Our Story
THE BACK STORY
In 2003, North Nashville resident Clemmie Greenlee founded Nashville Peacemakers after losing her only son Rodriguez in a gang-related shooting. She herself had only recently been rescued from a world of drugs, violence and prostitution by the Magdalene recovery program (supported by Charlotte Avenue-based Thistle Farms). It all began with her enslavement by sex traffickers at age 12.
​
Nashville Peacemakers was established as a 501(c)3 nonprofit that initially focused on HIV prevention and education, and advocating for Nashville's homeless, but quickly shifted to a street-based mission of curtailing violence in the community, particularly among young black men.
Clemmie has personally received numerous awards for her life-changing work, including being named 2007 Nashvillian of the Year by the Nashville Scene and receiving a Soros Justice Fellowship grant for a community center where kids could safely have fun, make music, learn basic like skills, and receive tutoring in reading and science.
​
In 2012, Clemmie temporarily relocated to New Orleans to help Thistle Farms founder Becca Stevens establish Eden House, a shelter for victims of sex trafficking. Most of her return trips to Nashville were spent at candlelight vigils and ministering to hurting moms. After her straight-A nephew was accidentally shot while playing with a gun, she decided to return to Nashville full-time in 2015 to redouble her efforts to end the bloodshed.
Nashville Peacemakers Today
Three programs are the pillars of Nashville Peacemakers today: Back to Basics (for girls) and Straight Talk (for boys) giving youth in distressed neighborhoods basic life skills and self-worth, and the M.O.M. support group for mothers recovering from the murders of their children. But this only begins to describe the “unconditional love” we offer individuals who have rarely, if ever, experienced such selflessness before.

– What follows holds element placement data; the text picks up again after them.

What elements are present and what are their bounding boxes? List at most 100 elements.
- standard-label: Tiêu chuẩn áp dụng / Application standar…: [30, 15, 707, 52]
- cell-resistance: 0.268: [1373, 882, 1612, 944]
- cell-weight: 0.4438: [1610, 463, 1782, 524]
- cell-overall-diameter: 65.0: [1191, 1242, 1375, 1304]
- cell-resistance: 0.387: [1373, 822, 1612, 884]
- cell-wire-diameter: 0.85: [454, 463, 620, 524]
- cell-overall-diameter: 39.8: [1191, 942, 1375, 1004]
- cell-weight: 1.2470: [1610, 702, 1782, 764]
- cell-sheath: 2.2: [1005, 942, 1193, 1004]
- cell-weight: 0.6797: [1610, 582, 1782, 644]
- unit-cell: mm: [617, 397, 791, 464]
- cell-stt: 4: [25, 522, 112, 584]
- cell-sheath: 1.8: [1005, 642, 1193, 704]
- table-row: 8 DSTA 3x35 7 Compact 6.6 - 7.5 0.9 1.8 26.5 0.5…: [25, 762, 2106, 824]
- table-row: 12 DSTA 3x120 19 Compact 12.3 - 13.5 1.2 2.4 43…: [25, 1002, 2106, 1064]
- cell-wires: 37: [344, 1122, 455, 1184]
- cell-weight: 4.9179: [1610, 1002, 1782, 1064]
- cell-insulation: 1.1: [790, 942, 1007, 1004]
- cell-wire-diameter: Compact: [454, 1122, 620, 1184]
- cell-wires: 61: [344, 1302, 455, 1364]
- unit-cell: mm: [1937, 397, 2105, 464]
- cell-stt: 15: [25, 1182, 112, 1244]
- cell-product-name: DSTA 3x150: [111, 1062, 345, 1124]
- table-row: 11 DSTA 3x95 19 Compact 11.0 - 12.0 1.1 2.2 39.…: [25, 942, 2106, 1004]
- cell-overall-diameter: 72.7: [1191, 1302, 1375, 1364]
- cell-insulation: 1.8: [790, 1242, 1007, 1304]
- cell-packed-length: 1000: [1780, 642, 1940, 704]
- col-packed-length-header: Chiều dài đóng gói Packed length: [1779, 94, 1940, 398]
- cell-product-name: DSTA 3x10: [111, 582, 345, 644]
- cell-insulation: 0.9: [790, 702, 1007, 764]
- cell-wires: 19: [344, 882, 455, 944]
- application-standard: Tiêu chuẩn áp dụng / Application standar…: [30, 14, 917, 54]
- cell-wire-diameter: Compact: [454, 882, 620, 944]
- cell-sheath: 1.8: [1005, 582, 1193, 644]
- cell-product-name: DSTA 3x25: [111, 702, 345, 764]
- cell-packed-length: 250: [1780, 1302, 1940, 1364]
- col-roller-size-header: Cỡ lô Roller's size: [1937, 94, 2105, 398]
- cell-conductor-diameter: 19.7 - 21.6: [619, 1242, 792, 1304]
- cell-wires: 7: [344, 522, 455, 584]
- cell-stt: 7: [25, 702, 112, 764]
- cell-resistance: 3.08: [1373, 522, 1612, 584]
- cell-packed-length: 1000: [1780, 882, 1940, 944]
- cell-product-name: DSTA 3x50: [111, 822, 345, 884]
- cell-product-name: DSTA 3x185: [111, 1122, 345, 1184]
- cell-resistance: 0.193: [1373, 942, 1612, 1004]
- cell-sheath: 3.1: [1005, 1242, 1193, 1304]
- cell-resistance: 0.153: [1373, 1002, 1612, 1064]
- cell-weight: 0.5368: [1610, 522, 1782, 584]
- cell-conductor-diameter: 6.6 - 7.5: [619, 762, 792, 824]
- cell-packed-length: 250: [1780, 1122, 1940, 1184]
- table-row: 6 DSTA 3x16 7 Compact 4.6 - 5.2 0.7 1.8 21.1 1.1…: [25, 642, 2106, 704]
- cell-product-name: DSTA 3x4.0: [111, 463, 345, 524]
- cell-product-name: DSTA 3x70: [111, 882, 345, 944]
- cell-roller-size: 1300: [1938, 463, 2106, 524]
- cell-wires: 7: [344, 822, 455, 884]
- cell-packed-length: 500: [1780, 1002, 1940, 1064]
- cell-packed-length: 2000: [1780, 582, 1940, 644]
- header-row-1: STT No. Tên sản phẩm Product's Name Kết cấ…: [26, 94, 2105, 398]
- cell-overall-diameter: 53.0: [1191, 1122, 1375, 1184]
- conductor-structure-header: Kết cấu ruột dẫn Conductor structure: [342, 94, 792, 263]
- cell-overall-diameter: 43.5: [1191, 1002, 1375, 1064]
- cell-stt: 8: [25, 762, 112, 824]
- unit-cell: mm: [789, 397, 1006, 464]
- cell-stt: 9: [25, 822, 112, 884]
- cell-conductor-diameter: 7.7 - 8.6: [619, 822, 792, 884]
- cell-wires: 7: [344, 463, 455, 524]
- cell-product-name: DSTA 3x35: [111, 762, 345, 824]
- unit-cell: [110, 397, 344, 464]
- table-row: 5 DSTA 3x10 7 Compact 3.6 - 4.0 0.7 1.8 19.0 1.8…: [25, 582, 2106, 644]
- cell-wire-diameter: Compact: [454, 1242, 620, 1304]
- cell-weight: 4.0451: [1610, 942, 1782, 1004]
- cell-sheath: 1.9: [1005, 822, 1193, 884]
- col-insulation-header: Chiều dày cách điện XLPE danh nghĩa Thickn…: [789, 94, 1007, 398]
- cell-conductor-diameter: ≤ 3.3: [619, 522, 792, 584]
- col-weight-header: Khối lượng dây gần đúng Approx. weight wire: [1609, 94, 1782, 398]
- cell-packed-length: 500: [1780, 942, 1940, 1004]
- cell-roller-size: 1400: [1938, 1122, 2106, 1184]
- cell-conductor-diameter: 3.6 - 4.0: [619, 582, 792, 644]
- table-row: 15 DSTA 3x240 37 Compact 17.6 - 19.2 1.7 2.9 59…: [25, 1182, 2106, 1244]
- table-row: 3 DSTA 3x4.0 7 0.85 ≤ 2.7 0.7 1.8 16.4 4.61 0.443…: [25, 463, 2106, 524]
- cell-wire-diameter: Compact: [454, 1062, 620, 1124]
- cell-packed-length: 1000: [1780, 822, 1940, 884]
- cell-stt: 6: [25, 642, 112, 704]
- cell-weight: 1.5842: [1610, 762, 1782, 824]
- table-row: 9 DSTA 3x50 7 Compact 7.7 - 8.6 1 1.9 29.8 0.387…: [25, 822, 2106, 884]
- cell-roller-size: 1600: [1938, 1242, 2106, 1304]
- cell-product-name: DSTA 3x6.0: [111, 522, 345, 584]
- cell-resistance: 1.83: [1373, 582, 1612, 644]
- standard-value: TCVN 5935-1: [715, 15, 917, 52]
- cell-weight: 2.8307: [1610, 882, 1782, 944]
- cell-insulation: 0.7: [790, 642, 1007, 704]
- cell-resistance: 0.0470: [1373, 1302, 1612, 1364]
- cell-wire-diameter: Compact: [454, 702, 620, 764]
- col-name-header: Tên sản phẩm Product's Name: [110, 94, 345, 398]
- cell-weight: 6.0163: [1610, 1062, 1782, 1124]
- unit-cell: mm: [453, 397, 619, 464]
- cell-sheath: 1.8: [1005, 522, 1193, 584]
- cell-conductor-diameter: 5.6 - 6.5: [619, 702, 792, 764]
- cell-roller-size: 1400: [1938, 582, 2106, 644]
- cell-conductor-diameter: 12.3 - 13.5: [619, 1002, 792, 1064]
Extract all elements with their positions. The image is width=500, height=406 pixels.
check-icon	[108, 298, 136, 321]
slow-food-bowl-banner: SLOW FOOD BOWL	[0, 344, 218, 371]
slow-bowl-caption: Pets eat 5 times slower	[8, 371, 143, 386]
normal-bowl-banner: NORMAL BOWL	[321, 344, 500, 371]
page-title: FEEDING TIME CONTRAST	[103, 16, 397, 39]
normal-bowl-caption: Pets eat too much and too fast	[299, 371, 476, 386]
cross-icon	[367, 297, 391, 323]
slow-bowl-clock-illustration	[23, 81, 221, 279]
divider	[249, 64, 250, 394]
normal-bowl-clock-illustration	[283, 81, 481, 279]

Nashville Peacemakers shows up for kids having difficulties at school and work without a responsible parent at home to guide them. We celebrate birthdays, graduations and movie nights with youth so they can experience simple joys that are not always for someone else. We avert crisis, on a daily basis, by intervening with counseling—if necessary, into the wee hours of morning—and provide a place of escape, rest, feeding and referral. We go into neighborhoods no one visits on purpose, with food for the hungry, personal hygiene supplies for the homeless, and programs for those who have not yet been caught up in the deadly false promises of a gang.
We are different of purpose, because breaking the cycle of violence—and the poverty and hopelessness that feed it—requires unconventional tactics.
Warner Brothers Television recognized this, and on behalf of Swedish Public Television sent a film crew to Nashville in May 2017 to capture our Founder & CEO Clemmie Greenlee in action.
Lonnell Matthews (Mayor's Office of Neighborhoods and Community Engagement) recognized this, and started building recording studios for Nashville Peacemakers in neighborhoods across Nashville to replace the false allure of the street with real possibilities in the music business.
And now a new partnership is being forged with the Centers for Disease Control & Prevention and the Davidson County Sheriff's Office to bring Nashville Peacemaker's “Straight Talk” program into area prisons, to lower the recidivism rate among young men who need help transitioning from incarceration to peaceful and productive life choices.
The Present Reality
In Nashville's low-income neighborhoods, violence is an everyday fact of life. Gangs recruit the young, stealing their childhood and, often, their life—creating a public health issue for all Nashvillians. Homicide is today the No. 1 cause of death among African-American boys ages 10-24.
Nashville Peacemakers is working to raise children on truth, giving them a vision for their future before they are lost forever.